Superação de Metas Atuarais
O índice de rentabilidade superou a meta atuarial da entidade, que correspondia ao INPC (Índice Nacional de Preços ao Consumidor) mais 4,75%. Essa informação foi destacada pelo presidente da Previ, Márcio Chiumento, durante uma coletiva com jornalistas.
Comparação com Resultados de 2024
O resultado de 2025 representa um importante alívio, especialmente após o desempenho negativo apresentado em 2024. No ano anterior, o Plano 1, que é a maior linha da Previ, registrou um déficit de R$ 3,16 bilhões, o que aconteceu após a utilização do superávit do ano anterior. Esse déficit foi ocasionado pela desvalorização de ativos e pela marcação a mercado de títulos.
O resultado total de 2025, que alcançou R$ 15,7 bilhões, teve o déficit de 2024 subtraído, resultando em um superávit de R$ 12,5 bilhões. A rentabilidade da carteira, que atingiu 16,1%, contribuiu para esse resultado positivo. Chiumento destacou que "isso reafirma a resiliência de nossos ativos".
Composição da Carteira de Investimentos
Na composição da carteira, os investimentos em renda variável do Plano 1, que é o mais significativo e maduro da Previ, apresentaram um ganho de 39,6%, impulsionados pela valorização da Bolsa de Valores. Essa categoria de investimentos representa 22% da carteira total do Plano 1. Já a renda fixa, que compreende 69,3% dos recursos, registrou um retorno de 10,6%.
Apresentação do Novo Presidente
Os resultados de 2025 foram apresentados por Chiumento em sua estreia como presidente da Previ, após sua indicação em outubro de 2025. Ele substituiu João Fukunaga, que renunciou ao cargo devido a desgastes relacionados à sua nomeação e ao déficit do ano anterior, além das estratégias de investimento adotadas sob sua gestão.
Experiência de Chiumento
Chiumento é funcionário de carreira do Banco do Brasil e possui formação em direito. Antes de assumir a presidência da Previ, atuou como diretor de Participações. Quanto ao resultado da entidade, o presidente reconheceu que o ano de 2024 trouxe "desgastes naturais", mas destacou que a recuperação obtida em 2025 foi "bastante expressiva".

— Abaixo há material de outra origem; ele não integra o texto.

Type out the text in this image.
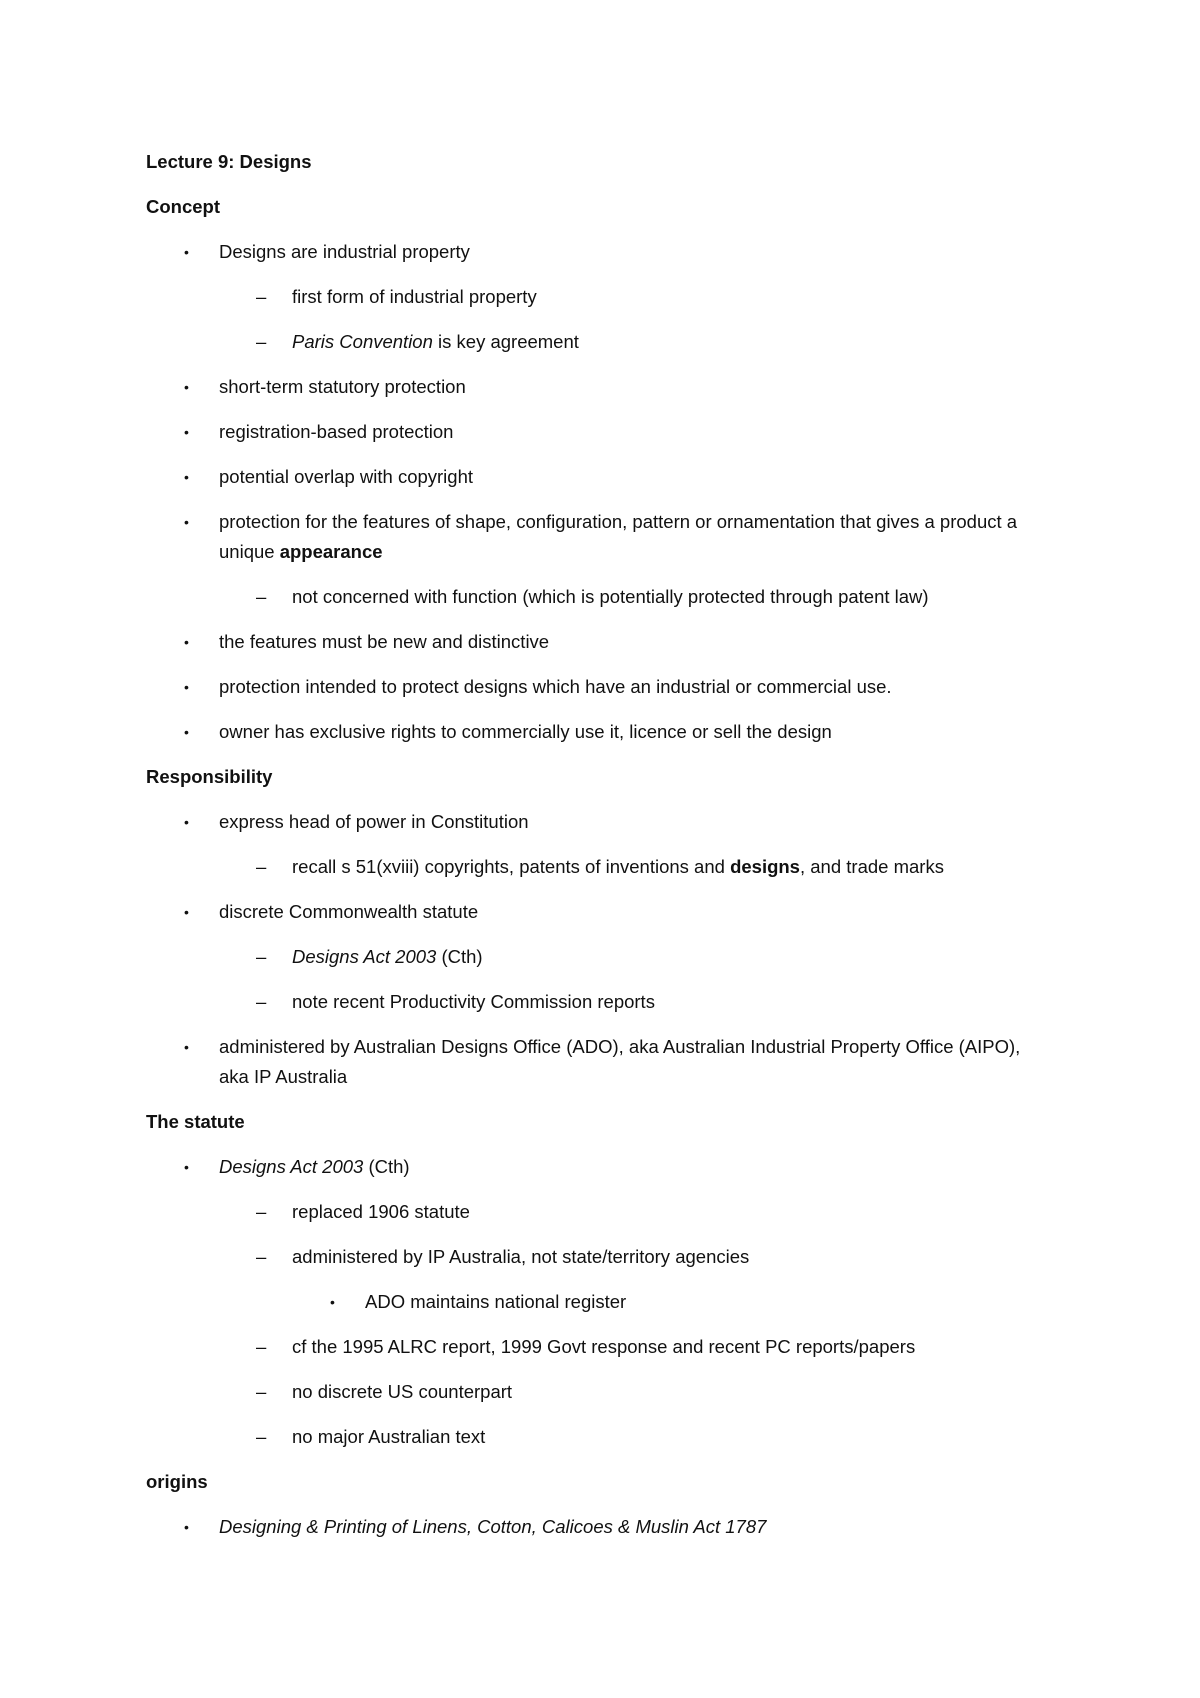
Lecture 9: Designs
Concept
• Designs are industrial property
– first form of industrial property
– Paris Convention is key agreement
• short-term statutory protection
• registration-based protection
• potential overlap with copyright
• protection for the features of shape, configuration, pattern or ornamentation that gives a product a unique appearance
– not concerned with function (which is potentially protected through patent law)
• the features must be new and distinctive
• protection intended to protect designs which have an industrial or commercial use.
• owner has exclusive rights to commercially use it, licence or sell the design
Responsibility
• express head of power in Constitution
– recall s 51(xviii) copyrights, patents of inventions and designs, and trade marks
• discrete Commonwealth statute
– Designs Act 2003 (Cth)
– note recent Productivity Commission reports
• administered by Australian Designs Office (ADO), aka Australian Industrial Property Office (AIPO), aka IP Australia
The statute
• Designs Act 2003 (Cth)
– replaced 1906 statute
– administered by IP Australia, not state/territory agencies
• ADO maintains national register
– cf the 1995 ALRC report, 1999 Govt response and recent PC reports/papers
– no discrete US counterpart
– no major Australian text
origins
• Designing & Printing of Linens, Cotton, Calicoes & Muslin Act 1787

Movimentações na Carteira de Ativos
Em 2025, a Previ não realizou "movimentos bruscos", optando apenas por vendas oportunistas de alguns ativos. O desinvestimento envolveu 12 empresas, inclusive BRF e Neoenergia, totalizando R$ 21 bilhões. O diretor de Investimentos da entidade, Claudio Gonçalves, comentou sobre o desempenho positivo de algumas empresas, como Vale, Petrobras e Banco do Brasil, que apresentaram uma rentabilidade de quase 40% no segmento de renda variável.
Por outro lado, a Previ também investiu em NTN-Bs com uma taxa média de IPCA somada a 7,36%.
Crescimento em Ativos Totais
Em 2025, a Previ superou a marca de R$ 300 bilhões em ativos totais, abrangendo o Plano 1, que contabiliza R$ 240 bilhões, e o Previ Futuro, que totaliza R$ 42,1 bilhões, sendo este mais novo e ainda em fase de acumulação.
Pagamentos de Benefícios
Chiumento enfatizou que a Previ alcançou um recorde no pagamento de benefícios, totalizando R$ 17 bilhões. Com uma carteira sólida de fluxo de pagamentos, a entidade não precisou comercializar ativos para atender a seus compromissos financeiros. "Esse é um grande diferencial da Previ", afirmou Chiumento.